By 1982, Blackfoot were facing a problem that had nothing to do with the quality of their playing. Southern rock, the genre they had helped build out of Jacksonville, Florida over more than a decade, was being written off by the music press as a spent force. The band who had opened for The Who at the Silverdome in 1979, whose Strikes album had gone platinum, whose “Train, Train” had become a hard rock staple, were being told by their label that they needed to modernise. Their solution was to call Ken Hensley. Hensley, who had spent the 1970s as the keyboard player and principal songwriter in Uriah Heep, brought a different set of instincts to the band’s sound — more melodic, more arranged, more conscious of the commercial landscape that MTV was reshaping around them. He joined in time for their sixth studio album, Siogo, recorded at Subterranean Studios in Ann Arbor, Michigan and mixed at Electric Lady Studios in New York, and released in May 1983 on Atco Records.
The album opens with “Send Me An Angel”, co-written by Hensley and songwriter Jack Williams, and the combination is immediately apparent. The track is still Blackfoot in its bones — Rickey Medlocke’s voice, Charlie Hargrett’s guitars screaming through a Marshall, the rhythm section of Greg T. Walker and Jakson Spires holding the architecture in place — but there is a melodic reach in the arrangement and a production sheen that marks a clear shift from the rawer southern rock of the band’s earlier work. One reviewer at the time called it “a gripping tale of loneliness and isolation that never lets up.” Hensley’s keyboard sits within the track rather than dominating it — a relief to fans who had worried the addition would soften what the band did. It does not soften it. It focuses it.
The Album Title Nobody Was Supposed to Understand
The title Siogo, as the band informed their record company Atco, was a Native American word meaning “closeness” or “togetherness.” In reality it was an acronym — standing for “Suck It or Get Out” — that the road crew had adopted as a sign in the front lounge of their tour bus during previous tours. Atco discovered the truth after the album was already released, when a field rep who had travelled with the band recognised the title immediately and started laughing when informed what the label thought it meant. According to Charlie Hargrett, Atco did not see the funny side. The anecdote captures something accurate about where the band and their label relationship stood by 1983: cooperative enough to make the record, misaligned enough on almost everything surrounding it.

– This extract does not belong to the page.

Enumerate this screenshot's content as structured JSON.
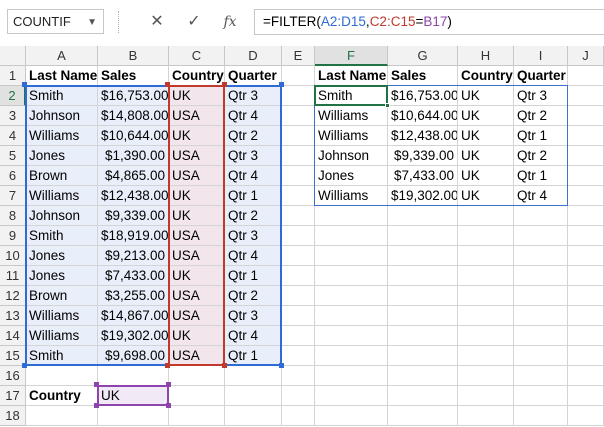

Siogo reached number 28 on the UK Albums Chart and number 82 on the Billboard 200. “Send Me An Angel” was released as a single, backed with “Drivin’ Fool,” and peaked at number 66 on the UK Singles Chart. The video, now officially uploaded to YouTube by Rhino Records, was shot in 1983 and received some airplay on MTV before the track found a longer-running audience on the Playboy Channel, where it became a regular feature. The song appeared on the 1991 Blackfoot compilation Ratt & Roll 81-91 — an error in that title notwithstanding — and has remained one of the tracks that defines what the Hensley-era Blackfoot sounded like: harder and more direct than the criticism of the period allowed, and considerably better than the commercial results at the time suggested.
The personnel on this video represent the most complete version of the 1983 lineup: Medlocke, Hargrett, Hensley, Walker, and Spires — a configuration that would hold for one more album before beginning to break apart. Hargrett, whose guitar work is central to everything on Siogo, left the band in early 1984. Hensley followed by late 1984. Spires died in 2005. Walker and Hargrett both later participated in reunion configurations of the band, but the core of the Siogo-era lineup never fully reassembled. What the video preserves is a specific moment: a band at a pivot point, making a record that their label pressured into commercial compromise and that survived the compromise intact.